Goals of the Program are to:

  • Prevent and limit the spread of hepatitis C
  • Ensure appropriate, accessible and comprehensive clinical care, treatment and support for clients with hepatitis C in Manitoba.
  • Ensure appropriate information on prevention, care, treatment and support is available to those who require it in Manitoba
  • Create partnerships and delineate roles for an integrated service delivery model for hepatitis C.

In March 2001, Manitoba advanced $260,000 to the WRHA to fund start up expenditures related to the planned expansion of services.   In July 2001, Manitoba finalized the details of the service enhancement agreement with the WRHA and confirmed annual funding allocation of $520,000 for a multi-year period.  The WRHA agreed to track costs and units of service funded under the agreement and report to Manitoba Health on an annual basis.

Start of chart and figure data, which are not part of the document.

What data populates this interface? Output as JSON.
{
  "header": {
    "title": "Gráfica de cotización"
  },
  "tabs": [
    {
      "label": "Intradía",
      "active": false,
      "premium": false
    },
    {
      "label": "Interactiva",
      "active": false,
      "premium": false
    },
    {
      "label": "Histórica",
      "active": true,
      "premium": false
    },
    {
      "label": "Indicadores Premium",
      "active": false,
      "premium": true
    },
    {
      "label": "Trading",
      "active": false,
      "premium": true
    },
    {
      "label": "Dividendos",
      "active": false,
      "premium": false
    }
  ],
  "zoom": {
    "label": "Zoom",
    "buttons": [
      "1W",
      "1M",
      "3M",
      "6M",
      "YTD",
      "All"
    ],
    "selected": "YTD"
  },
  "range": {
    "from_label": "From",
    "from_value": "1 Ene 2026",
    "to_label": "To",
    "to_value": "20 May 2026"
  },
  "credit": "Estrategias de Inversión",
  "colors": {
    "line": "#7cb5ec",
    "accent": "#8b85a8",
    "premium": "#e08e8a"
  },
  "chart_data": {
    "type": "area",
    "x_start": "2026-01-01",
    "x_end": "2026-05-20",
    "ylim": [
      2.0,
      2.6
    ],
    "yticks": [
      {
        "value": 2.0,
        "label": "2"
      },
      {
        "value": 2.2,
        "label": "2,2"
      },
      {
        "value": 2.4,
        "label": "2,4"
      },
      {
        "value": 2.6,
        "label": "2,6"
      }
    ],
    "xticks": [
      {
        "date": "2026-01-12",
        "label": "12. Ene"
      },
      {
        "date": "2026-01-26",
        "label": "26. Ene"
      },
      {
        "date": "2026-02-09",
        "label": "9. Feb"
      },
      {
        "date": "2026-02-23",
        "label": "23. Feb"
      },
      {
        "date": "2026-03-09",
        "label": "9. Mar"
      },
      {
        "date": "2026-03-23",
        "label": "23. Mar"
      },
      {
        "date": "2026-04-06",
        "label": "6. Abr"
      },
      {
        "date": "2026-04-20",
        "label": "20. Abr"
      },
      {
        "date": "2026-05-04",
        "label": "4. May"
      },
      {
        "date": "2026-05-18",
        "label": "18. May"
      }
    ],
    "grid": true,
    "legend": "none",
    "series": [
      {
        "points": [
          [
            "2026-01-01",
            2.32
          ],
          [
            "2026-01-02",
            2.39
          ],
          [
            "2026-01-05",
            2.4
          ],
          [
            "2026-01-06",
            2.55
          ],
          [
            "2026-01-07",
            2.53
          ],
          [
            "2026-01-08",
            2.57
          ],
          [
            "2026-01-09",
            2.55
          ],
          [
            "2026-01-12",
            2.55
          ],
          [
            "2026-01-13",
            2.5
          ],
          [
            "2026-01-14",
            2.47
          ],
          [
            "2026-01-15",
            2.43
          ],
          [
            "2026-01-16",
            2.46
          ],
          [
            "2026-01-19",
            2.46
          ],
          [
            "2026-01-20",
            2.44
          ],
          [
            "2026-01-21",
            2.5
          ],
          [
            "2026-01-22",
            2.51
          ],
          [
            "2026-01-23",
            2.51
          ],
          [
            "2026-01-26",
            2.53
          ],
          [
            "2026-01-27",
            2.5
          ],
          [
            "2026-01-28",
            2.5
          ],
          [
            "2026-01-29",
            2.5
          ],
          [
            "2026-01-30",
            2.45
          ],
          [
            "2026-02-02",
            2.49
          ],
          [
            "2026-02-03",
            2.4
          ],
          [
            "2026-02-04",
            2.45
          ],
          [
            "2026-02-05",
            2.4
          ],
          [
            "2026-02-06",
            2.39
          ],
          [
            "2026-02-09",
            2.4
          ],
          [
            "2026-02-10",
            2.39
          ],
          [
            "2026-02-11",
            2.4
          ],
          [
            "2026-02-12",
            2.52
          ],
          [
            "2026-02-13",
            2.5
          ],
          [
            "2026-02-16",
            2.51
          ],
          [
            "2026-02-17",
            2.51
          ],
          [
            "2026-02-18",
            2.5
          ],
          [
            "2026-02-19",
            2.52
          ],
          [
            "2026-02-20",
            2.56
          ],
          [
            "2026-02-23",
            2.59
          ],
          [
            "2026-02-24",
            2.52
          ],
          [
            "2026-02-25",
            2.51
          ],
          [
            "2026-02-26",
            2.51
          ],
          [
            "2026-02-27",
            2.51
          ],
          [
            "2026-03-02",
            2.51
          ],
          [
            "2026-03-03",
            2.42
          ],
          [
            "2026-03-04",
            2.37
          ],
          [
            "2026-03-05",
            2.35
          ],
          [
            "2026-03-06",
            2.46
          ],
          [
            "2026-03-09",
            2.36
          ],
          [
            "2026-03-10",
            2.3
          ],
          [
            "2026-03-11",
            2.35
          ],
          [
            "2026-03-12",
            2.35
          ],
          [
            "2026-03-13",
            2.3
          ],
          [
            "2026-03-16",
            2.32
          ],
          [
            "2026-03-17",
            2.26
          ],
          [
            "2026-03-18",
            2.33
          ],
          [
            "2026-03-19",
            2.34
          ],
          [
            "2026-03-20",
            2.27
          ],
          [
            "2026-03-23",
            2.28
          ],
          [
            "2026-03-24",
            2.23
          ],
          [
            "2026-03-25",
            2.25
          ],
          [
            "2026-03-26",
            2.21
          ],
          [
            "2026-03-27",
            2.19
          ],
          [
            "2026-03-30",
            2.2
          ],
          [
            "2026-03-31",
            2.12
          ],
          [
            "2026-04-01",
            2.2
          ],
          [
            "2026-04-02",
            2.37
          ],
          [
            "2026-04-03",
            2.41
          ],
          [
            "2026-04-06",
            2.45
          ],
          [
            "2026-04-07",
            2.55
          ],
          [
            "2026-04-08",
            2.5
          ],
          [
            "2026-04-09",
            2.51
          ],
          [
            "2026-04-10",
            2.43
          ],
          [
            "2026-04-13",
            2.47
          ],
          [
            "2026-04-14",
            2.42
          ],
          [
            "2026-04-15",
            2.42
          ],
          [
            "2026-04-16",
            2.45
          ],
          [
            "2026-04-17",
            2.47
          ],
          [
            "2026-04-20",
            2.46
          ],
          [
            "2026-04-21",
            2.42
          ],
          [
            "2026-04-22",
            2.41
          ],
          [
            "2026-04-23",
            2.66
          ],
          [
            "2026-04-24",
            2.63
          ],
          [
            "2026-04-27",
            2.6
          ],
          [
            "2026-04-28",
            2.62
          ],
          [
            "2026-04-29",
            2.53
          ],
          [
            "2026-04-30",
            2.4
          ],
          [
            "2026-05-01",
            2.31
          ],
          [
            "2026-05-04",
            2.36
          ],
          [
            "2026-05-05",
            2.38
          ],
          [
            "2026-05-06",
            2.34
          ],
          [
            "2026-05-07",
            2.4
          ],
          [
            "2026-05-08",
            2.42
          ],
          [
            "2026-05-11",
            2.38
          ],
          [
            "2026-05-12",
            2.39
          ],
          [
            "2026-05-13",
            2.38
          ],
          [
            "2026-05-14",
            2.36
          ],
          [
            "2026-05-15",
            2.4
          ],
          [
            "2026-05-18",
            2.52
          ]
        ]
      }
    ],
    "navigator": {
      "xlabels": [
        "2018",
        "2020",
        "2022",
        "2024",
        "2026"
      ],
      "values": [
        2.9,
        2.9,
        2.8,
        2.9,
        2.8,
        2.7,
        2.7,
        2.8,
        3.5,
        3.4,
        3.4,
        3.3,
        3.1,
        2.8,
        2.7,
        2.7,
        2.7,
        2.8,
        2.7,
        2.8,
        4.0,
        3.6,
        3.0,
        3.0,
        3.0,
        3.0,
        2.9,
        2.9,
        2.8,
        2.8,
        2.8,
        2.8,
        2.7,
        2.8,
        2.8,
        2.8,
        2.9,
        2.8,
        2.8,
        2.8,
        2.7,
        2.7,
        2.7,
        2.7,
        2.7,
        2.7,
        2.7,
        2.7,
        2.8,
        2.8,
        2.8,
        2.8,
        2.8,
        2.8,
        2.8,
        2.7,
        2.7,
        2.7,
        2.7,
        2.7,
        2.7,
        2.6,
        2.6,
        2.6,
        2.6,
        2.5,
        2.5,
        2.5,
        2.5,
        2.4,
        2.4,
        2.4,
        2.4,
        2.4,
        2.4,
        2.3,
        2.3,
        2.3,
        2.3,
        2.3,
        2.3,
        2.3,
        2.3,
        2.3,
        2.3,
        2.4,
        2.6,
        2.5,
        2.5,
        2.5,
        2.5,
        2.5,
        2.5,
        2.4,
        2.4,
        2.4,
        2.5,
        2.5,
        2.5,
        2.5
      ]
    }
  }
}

Specifically, the WRHA uses the $520,000 annually:

  • Enhance community based services by approximately $326,000 with additional nursing/allied health professionals for patient follow-up, counseling, support, outreach, education and training for patients and families.
  • Expansion of facility based services (Viral Hepatitis Investigation Unit [VHIU] at the Health Sciences Centre) with increased clinic days, additional nursing and support staff and an additional physician with training in Hepatology.
  • Introduction an/or upgrading of information technology to enhance communication, track and monitor patient care and treatment and expedite access to service.

The Province of Manitoba funds the following services not covered in the Undertaking Agreement:

  • Services of Cadham Provincial Laboratory.  
  • Blood transfusion recipients prior to April 1992 when blood donor was not screened for hepatitis C or the screening test was not available were notified of the possible risk of having been exposed to the virus.  More than 16,000 Manitobans were tested for the virus and 1% was found to be positive.      
  • Provincial drug program for hepatitis C drugs – between 1999 and 2004 funding for drugs was approximately $2.7 m.
  • Manitoba provides free vaccines (Hepatitis A and Hepatitis B) for individuals with liver diseases including hepatitis C patients, to prevent further damage or risk of damage. 
  • Hepatitis C treatment with antiviral drugs is offered in community clinic settings in collaboration with and using guidelines and protocols developed at the VHIU at the Health Sciences Centre.
  • Manitoba’s contribution to the Canadian Blood Services includes funding for the most up to date screening technology to assure that blood for donation is free from hepatitis C.
  • Physicians fees for the provision of services, including surgical services to patients.  
  • In-patient hospital care.
  • Support for research processes and databases that utilize the province’s surveillance database.
  • Support for educational forums with other partners.
  • Manitoba provides compassionate assistance to individuals infected with hepatitis C prior to January 1, 1986 and between July 1, 1990 and September 28, 1998 in the form of a one time grant of $10,000.  $3.5 m is allocated for this program.  To date 307 individuals and estates have received this grant.

Moving Forward

The agreement with the WRHA is periodically reviewed.  Refinements and modifications to the program will continue to occur.  The Province of Manitoba works with Regional Health Authorities to ensure that specialized services are available and accessible to Manitobans with hepatitis C, to foster disease prevention strategies and to educate health care professionals on this disease and model of care.